We want to find what intrinsic options available to agent at a state
Options: policies with a termination condition
Independent of agent’s intentions
Set of all things that is possible for an agent to achieve
Traditional approach to option learning: Find small set of options for a specific task
Makes credit assignment + planning easier over long horizons
Larger sets of options advantageous
Number of options still smaller than number of action sequences (since options distinguished by final state)
We want to learn representational embedding of options (similar options = similar embedding)
In embedded spaces, planners only needs to choose neighborhood of space
Using function approximators for state + goal embeddings was useful for control + generalization over many goals
This paper gives a method to learn goals (options)
Two applications of learning intrinsic options
Classical RL: maximize expected reward
Empowerment: Get to a state with maximal set of options that an agent knows
Agent should aim for states where it has most control after learning
Intrinsic Motivation vs Options
Motivation: goal is to predict observations
Understands environment via creating a dynamics model; may distract / impair the agent
Options: goal is to control the environment
Learns the amount of influence agent has on environment (i.e., how many distinct states it can cause)

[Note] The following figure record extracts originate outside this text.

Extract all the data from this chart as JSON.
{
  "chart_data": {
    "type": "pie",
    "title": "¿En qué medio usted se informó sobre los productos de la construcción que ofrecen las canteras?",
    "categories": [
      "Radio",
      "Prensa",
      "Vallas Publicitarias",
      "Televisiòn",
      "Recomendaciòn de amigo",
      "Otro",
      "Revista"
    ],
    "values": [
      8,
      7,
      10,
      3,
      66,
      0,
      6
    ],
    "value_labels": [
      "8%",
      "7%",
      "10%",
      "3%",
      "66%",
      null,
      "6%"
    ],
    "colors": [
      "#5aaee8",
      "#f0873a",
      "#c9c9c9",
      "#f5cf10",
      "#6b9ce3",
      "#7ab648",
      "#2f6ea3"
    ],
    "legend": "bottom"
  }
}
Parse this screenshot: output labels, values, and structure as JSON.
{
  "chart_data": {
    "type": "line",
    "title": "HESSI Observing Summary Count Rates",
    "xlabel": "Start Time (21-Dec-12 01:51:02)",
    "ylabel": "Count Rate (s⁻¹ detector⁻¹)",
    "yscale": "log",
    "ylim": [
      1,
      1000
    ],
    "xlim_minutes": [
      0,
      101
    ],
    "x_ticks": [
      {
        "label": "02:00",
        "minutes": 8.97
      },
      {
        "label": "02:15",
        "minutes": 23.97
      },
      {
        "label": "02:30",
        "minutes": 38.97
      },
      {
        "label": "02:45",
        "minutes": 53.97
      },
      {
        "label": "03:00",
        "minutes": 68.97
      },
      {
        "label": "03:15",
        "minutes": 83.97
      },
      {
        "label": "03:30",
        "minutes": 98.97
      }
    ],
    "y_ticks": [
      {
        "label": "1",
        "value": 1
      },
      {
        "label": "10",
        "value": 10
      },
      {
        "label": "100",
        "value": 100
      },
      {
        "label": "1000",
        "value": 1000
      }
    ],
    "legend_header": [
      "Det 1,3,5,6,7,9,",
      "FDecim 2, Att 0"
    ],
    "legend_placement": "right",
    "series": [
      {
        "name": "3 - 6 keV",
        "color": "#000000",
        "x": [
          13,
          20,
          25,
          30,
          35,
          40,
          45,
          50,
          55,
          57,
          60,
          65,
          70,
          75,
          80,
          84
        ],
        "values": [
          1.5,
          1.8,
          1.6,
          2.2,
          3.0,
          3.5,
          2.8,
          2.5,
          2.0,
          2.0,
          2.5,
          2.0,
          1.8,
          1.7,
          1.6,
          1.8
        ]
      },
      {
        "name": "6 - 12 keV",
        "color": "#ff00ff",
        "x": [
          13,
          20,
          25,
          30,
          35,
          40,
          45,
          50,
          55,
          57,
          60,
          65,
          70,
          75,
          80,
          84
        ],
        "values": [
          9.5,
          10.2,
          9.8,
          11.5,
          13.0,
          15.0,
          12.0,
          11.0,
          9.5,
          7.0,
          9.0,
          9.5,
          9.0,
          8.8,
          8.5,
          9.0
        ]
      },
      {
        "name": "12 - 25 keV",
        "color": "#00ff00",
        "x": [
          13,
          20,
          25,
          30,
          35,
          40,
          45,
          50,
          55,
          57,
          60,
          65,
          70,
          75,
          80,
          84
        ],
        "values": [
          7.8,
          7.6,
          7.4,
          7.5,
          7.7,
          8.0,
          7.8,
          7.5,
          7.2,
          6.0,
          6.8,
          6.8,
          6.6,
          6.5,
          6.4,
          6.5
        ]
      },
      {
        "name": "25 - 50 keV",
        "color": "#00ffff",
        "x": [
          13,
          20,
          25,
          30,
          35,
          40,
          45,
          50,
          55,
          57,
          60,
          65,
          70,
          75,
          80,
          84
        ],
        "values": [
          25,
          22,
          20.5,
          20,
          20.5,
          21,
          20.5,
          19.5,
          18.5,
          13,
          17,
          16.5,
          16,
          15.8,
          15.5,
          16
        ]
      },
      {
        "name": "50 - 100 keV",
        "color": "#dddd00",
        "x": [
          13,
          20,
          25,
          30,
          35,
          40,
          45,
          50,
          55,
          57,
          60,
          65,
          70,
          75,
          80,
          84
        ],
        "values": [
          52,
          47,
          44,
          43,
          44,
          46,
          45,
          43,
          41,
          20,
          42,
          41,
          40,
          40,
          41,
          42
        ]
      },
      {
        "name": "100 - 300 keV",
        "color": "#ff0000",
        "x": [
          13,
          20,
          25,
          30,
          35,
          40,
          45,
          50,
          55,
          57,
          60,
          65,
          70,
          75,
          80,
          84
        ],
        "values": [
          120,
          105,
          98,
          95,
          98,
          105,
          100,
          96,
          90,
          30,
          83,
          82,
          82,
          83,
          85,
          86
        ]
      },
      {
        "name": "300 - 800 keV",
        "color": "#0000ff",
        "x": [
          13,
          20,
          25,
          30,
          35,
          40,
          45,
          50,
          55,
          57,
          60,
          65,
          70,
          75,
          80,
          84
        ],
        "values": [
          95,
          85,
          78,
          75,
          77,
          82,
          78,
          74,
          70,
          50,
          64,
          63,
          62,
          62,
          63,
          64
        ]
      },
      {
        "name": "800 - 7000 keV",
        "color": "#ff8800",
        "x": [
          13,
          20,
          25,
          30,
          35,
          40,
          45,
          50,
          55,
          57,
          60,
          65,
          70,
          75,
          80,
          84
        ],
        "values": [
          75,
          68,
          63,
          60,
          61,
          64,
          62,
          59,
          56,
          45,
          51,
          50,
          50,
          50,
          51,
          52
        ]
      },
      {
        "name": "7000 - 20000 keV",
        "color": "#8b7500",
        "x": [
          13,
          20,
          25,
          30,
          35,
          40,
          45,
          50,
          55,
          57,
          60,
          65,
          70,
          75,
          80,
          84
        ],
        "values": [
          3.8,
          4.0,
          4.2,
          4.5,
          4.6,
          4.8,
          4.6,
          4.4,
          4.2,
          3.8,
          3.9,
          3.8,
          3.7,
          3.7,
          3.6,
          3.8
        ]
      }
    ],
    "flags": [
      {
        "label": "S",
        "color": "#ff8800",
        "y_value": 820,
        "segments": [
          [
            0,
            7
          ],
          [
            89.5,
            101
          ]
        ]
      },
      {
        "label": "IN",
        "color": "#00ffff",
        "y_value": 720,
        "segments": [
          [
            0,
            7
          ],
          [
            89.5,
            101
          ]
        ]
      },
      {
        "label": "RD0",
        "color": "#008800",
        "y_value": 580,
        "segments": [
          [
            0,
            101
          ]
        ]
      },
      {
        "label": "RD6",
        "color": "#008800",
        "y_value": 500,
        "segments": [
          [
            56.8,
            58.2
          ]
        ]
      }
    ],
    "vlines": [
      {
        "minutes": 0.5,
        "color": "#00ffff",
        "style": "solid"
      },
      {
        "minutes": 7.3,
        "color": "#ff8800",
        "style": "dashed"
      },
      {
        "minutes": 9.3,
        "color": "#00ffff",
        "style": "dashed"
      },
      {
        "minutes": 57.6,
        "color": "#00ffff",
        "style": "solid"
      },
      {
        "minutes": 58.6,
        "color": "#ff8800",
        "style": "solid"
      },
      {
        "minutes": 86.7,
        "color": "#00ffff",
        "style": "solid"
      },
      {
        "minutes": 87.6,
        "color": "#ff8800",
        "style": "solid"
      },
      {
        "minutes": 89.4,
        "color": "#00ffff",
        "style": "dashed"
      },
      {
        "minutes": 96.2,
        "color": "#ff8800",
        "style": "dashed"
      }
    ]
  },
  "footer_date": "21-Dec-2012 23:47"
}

Similar to unsupervised learning but instead of finding representations, it finds policies
Also estimates amount of control in different states
Evaluation Metrics
Unsupervised learning uses data likelihood: amount of information needed to describe data
For unsupervised control, use mutual information between options and final states
Open loop options: agent decides sequence of actions beforehand and follows them regardless of environment dynamics. Mutual information is between sequence of actions and final states
Results in poor performance
Closed loop options: actions conditioned on state
Intrinsic Control and the Mutual Information Principle
Option: Element, $\Omega$ of a space and policy $\pi(a \vert s, \Omega)$
$\pi$ has termination action that leads to final state, $s_f$
$\Omega$ can take finite number of values; each value has a distinct policy
$\Omega$ can be a binary vector; $2^n$ options
$\Omega$ can be a real-valued vector; infinite options
Start at $s_0$ and follow an option $\Omega \rightarrow$ stochastic environments + policies means policy is a probability distribution: $p^J(s_f \vert s_0, \Omega)$
Options that lead to similar states should be the same
Group these options together into a probability distribution and sample from it when choosing an option
Called the controllability distribution: $p^C(\Omega \vert s_0)$
Ensures behavior diversity
To maximize intrinsic control, choose $\Omega$ that maximizes diversity of final states
Entropy of final states: $H(s_f) = -\sum _{s_f} p(s_f \vert s_0) \log p(s_f \vert s_0)$